Politik segregasi kulit hitam atau apartheid yang berlaku sejak 1948 membuat kulit hitam kian sulit mendapat perlakuan adil dan beroleh kesejahteraan. Di Langa, protes beberapa kali merebak. Pada 1951, Asosiasi Perempuan Langa Siaga bertemu dengan Wali Kota Cape Town memprotes biaya rental tanah dan rumah.
Pergerakan politik yang salah satunya digagas Kongres Nasional Afrika (ANC) membuat gerakan antisegregasi menguat. Sejak 1940-an, mulai meluas gerakan memprotes izin melintas. Protes serupa menguat pada Maret 1960. Saat itu, para perempuan yang bergabung dalam unjuk rasa membakar dokumen melintas.
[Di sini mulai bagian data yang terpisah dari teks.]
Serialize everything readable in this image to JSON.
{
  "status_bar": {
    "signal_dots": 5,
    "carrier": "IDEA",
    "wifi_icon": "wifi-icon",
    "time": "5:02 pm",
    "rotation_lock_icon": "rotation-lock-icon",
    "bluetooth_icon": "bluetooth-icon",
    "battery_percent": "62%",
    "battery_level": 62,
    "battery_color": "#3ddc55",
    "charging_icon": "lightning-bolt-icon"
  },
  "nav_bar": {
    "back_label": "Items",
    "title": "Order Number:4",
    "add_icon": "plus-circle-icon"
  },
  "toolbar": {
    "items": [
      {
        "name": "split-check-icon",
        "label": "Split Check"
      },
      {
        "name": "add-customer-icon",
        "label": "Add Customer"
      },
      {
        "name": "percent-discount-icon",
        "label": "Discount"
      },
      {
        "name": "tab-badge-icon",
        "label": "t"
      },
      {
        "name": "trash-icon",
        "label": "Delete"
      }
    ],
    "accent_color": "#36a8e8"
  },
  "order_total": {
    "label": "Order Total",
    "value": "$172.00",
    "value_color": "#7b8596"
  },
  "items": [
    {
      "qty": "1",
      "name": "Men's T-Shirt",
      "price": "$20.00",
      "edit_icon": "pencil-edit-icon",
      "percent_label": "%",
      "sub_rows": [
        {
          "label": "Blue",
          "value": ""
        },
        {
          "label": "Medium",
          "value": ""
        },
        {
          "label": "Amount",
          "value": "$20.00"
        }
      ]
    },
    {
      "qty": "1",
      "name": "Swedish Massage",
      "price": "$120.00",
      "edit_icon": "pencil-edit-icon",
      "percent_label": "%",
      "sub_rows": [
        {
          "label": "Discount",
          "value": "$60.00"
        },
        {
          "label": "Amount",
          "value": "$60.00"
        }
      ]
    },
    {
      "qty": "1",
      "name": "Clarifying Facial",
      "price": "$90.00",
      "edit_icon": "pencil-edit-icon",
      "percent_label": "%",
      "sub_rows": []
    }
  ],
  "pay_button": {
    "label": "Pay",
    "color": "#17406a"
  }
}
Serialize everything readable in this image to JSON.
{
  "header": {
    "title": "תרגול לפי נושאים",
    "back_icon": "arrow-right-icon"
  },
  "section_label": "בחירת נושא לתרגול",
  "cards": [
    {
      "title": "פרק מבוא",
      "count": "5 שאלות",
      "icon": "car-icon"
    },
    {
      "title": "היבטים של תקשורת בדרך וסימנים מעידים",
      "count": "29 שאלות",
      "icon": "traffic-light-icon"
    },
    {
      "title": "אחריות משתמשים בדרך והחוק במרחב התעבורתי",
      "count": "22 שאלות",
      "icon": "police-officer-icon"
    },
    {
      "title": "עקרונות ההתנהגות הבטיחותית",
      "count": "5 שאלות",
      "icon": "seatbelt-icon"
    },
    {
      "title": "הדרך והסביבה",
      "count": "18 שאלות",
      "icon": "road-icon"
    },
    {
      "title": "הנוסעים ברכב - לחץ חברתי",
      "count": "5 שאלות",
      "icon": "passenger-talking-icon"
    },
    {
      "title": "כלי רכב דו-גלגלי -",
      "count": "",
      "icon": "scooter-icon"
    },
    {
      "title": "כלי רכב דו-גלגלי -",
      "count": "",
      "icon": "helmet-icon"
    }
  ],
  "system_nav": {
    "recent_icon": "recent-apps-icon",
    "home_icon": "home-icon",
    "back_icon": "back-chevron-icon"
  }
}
Aksi tersebut berakhir rusuh dengan dua demonstran tewas. Kini, di Caledon Square, didirikan tugu peringatan demonstrasi, dan di tembok-tembok bangunan di sekitarnya terdapat mural perjuangan kulit hitam.
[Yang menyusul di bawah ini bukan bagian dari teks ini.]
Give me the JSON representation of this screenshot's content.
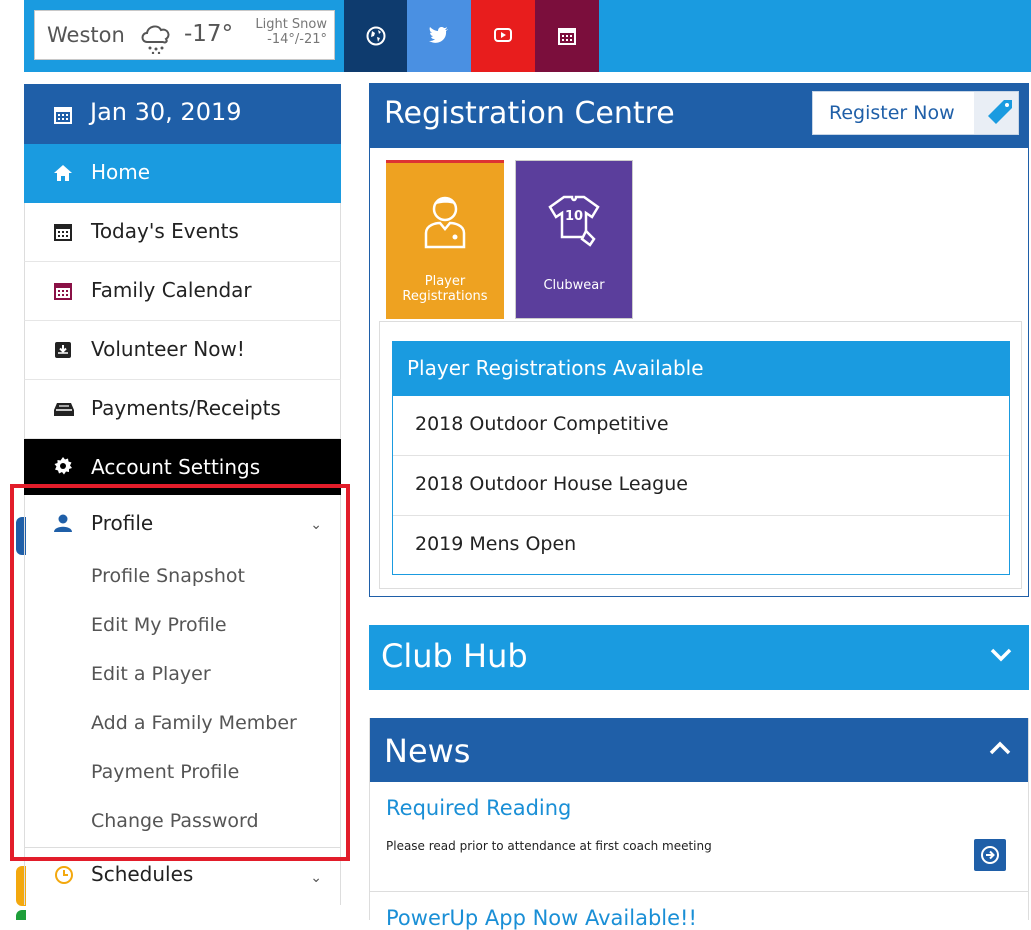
{
  "weather": {
    "city": "Weston",
    "temp": "-17°",
    "condition": "Light Snow",
    "range": "-14°/-21°"
  },
  "sidebar": {
    "date": "Jan 30, 2019",
    "items": [
      {
        "label": "Home"
      },
      {
        "label": "Today's Events"
      },
      {
        "label": "Family Calendar"
      },
      {
        "label": "Volunteer Now!"
      },
      {
        "label": "Payments/Receipts"
      },
      {
        "label": "Account Settings"
      }
    ],
    "profile": {
      "label": "Profile",
      "subitems": [
        "Profile Snapshot",
        "Edit My Profile",
        "Edit a Player",
        "Add a Family Member",
        "Payment Profile",
        "Change Password"
      ]
    },
    "schedules": "Schedules"
  },
  "registration": {
    "title": "Registration Centre",
    "register_button": "Register Now",
    "tiles": [
      {
        "label_line1": "Player",
        "label_line2": "Registrations"
      },
      {
        "label_line1": "Clubwear"
      }
    ],
    "jersey_number": "10",
    "available_title": "Player Registrations Available",
    "available": [
      "2018 Outdoor Competitive",
      "2018 Outdoor House League",
      "2019 Mens Open"
    ]
  },
  "club_hub": {
    "title": "Club Hub"
  },
  "news": {
    "title": "News",
    "items": [
      {
        "title": "Required Reading",
        "desc": "Please read prior to attendance at first coach meeting"
      },
      {
        "title": "PowerUp App Now Available!!"
      }
    ]
  },
  "colors": {
    "primary_dark": "#1f5fa8",
    "primary_light": "#1a9be0",
    "highlight": "#e21d2a",
    "player_tile": "#eea221",
    "clubwear_tile": "#5b3e9c"
  }
}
Pada 1960-1980, sekitar 500 ribu warga kulit hitam ditahan tiap tahun. Namun mereka tak surut memperjuangkan hak mereka. Hingga akhirnya apartheid dihapuskan pada pertengahan 1991. Tapi nasib sebagian penduduk kulit hitam di Afrika Selatan, termasuk di Langa, masih jauh dari kesejahteraan.
DERETAN rumah berdinding kayu tanpa cat dan disusun seadanya serta beratap seng memenuhi kawasan Langa. Menyusuri jalan masuk perkampungan yang belum diaspal, Oscar Nn, 34 tahun, membawa kami. Pemandu itu menunjuk sejumlah gubuk pembuat bir tradisional berbahan sorgum-sejenis gandum-yang dikenal sebagai utshwala. Asap tipis keluar dari gubuk-gubuk tersebut.
Kami masuk ke salah satu rumah yang di dalamnya sudah terisi tujuh laki-laki yang duduk di sofa butut dan kursi plastik. Dua di antaranya tertidur. Mama tua pemilik rumah baru saja selesai memanaskan bir. Dituangnya bir ke dalam ember stainless yang berbentuk seperti kaleng cat. Oscar mempersilakan kami minum. Ember pun berpindah dari mulut ke mulut. Dibanding bir lokal Tanah Air, rasa bir seharga 70 rand atau sekitar Rp 70 ribu seember itu lebih lembut dan tak terlalu pahit. Segar.
Pada masa lalu, utshwala menjadi bagian dari perjuangan penduduk Langa. Pemerintah sempat melarang penjualan bebasnya. Mengendalikan penjualan bir, pemerintah mendirikan aula bir khusus menjual dan minum bir pada 1945. Masyarakat yang menganggap utshwala bagian dari tradisi-digunakan dalam berbagai pesta dan perayaan keagamaan-berunjuk rasa. Aula itu masih ada di salah satu sudut Langa.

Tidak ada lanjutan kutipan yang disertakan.